Most modern reviewers remark on the future arrangement of European politics in the book, which is actually dealt with rather rapidly, in two as-you-know-Bob moments of exposition, the first in Chapter 7:
Austria no longer has an army, as a disarmament treaty has long existed in Europe; but it maintains a very important naval defence force. [NB that this is the Austria which controls Trieste and Rijeka.]All the Continental states, which in the east are fully protected by Russia in return for subsidies and seconded personnel, have agreed on a coastal defence alliance and maintain not only coastal fortifications but also a strong navy, partly to protect themselves against England, which has been driven out of all seas and islands from Gibraltar to the Red Sea, and partly to protect themselves against the predatory states in Argentina and China, from where piracy is shamelessly practised.
A more extended description in Chapter 13 explains that the European Union (not quite given that name) depends on regional security as well as internal disarmament:
Turkish rule had been completely abolished and Russia had taken over Asia Minor and Arabia, Italy Egypt, France the area from Egypt to the western border of Algiers, Spain the entire west of northern Africa. The peoples of the Balkan states had formed four independent Christian empires under the sovereignty of the Emperor of Austria, who was also in command of the navy and coastal defence.
…We consider that there is no danger of the Union breaking up, as the German Confederation once did, and provision has also been made to ensure that Union law can develop in line with the times. We hope that England will soon be compelled [gezwungen] to join the Union, and for the still distant future we may well assume that the whole of Asia will be won over to the collective principle, and then Europe, Asia and Africa, which in reality form only onecontinent, will be united into a single confederation of states.
A lot to unpack here, perhaps more than these few paragraphs are actually worth, but I’ll just note that there is no reference to Islam anywhere in the book.
The other thing that surprised me was the book’s take on women and sex. The population has been kept under control and dispersed around the countryside – Vienna has only 3,500 inhabitants – and reproduction is controlled by the sinister and all-powerful Women’s Curia, a body which includes all women over the age of 18. Only a few women are allowed to have babies, for good old eugenic reasons. Women who give birth to illegitimate children, ie without permission of the Curia, are either forced to permanently wear a garment of shame covering their face and body, or graciously allowed to emigrate to Africa. (Nothing is said about the consequences for the fathers.) The Women’s Curia legislates and enforces all of this, and it is portrayed as a Good Thing.

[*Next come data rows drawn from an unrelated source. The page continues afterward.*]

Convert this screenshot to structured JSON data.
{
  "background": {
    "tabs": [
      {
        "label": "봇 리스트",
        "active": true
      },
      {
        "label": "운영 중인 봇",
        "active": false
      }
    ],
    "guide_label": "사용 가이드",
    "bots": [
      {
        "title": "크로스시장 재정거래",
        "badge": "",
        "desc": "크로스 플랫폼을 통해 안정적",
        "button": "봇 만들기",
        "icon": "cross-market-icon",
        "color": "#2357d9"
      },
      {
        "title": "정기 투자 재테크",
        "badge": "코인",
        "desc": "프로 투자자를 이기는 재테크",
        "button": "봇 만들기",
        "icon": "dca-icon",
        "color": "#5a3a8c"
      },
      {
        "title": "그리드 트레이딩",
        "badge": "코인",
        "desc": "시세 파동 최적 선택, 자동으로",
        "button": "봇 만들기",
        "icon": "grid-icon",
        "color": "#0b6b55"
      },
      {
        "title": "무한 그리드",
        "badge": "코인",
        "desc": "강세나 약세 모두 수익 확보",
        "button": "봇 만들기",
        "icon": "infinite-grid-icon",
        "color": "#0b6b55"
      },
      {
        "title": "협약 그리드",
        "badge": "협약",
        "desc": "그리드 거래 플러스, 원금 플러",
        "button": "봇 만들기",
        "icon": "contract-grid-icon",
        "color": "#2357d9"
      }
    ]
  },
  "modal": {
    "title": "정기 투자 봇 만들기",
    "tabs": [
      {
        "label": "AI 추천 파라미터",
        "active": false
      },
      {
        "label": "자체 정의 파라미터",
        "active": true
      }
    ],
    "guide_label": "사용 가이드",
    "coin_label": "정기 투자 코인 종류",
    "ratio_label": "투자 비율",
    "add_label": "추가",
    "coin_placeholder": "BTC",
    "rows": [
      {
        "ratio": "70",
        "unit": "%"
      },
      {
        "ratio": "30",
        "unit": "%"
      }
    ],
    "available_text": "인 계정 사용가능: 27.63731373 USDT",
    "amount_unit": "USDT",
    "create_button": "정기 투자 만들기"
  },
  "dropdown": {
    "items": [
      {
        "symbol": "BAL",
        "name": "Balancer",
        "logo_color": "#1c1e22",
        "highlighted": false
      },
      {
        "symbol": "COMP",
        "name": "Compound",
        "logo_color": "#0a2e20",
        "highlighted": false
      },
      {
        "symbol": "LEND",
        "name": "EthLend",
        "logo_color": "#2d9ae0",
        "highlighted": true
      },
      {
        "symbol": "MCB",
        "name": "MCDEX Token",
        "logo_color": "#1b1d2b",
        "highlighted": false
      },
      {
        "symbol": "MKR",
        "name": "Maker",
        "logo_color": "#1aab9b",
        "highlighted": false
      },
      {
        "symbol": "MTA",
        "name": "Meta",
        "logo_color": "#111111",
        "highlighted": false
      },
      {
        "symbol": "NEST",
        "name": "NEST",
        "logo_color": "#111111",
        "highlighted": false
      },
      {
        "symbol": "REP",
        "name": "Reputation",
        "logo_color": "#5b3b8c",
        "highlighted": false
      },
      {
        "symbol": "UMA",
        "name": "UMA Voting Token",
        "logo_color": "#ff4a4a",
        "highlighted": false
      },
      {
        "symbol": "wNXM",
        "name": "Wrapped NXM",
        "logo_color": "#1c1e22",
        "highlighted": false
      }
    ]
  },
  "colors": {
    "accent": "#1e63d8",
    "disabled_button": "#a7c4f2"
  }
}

I’m scratching my head to think of another sf novel, or even another novel, where pregnancy is treated quite so neurotically. Brave New World, perhaps; but in that case there are (almost) no pregnancies at all, human reproduction having been mechanised.
Having said that, it’s clear that there is a lot of sex happening in Neupauer’s future Austria, and his protagonist Julian West has several close encounters and one definite score with the lovely Giulietta. Nothing is said about how the large amount of sex doesn’t then lead to large numbers of babies, but perhaps we are meant to read between the lines of the unspoken activities of the Women’s Curia. The book ends with a long letter from Giulietta to Julian, in which what isn’t discussed is perhaps more interesting than what is.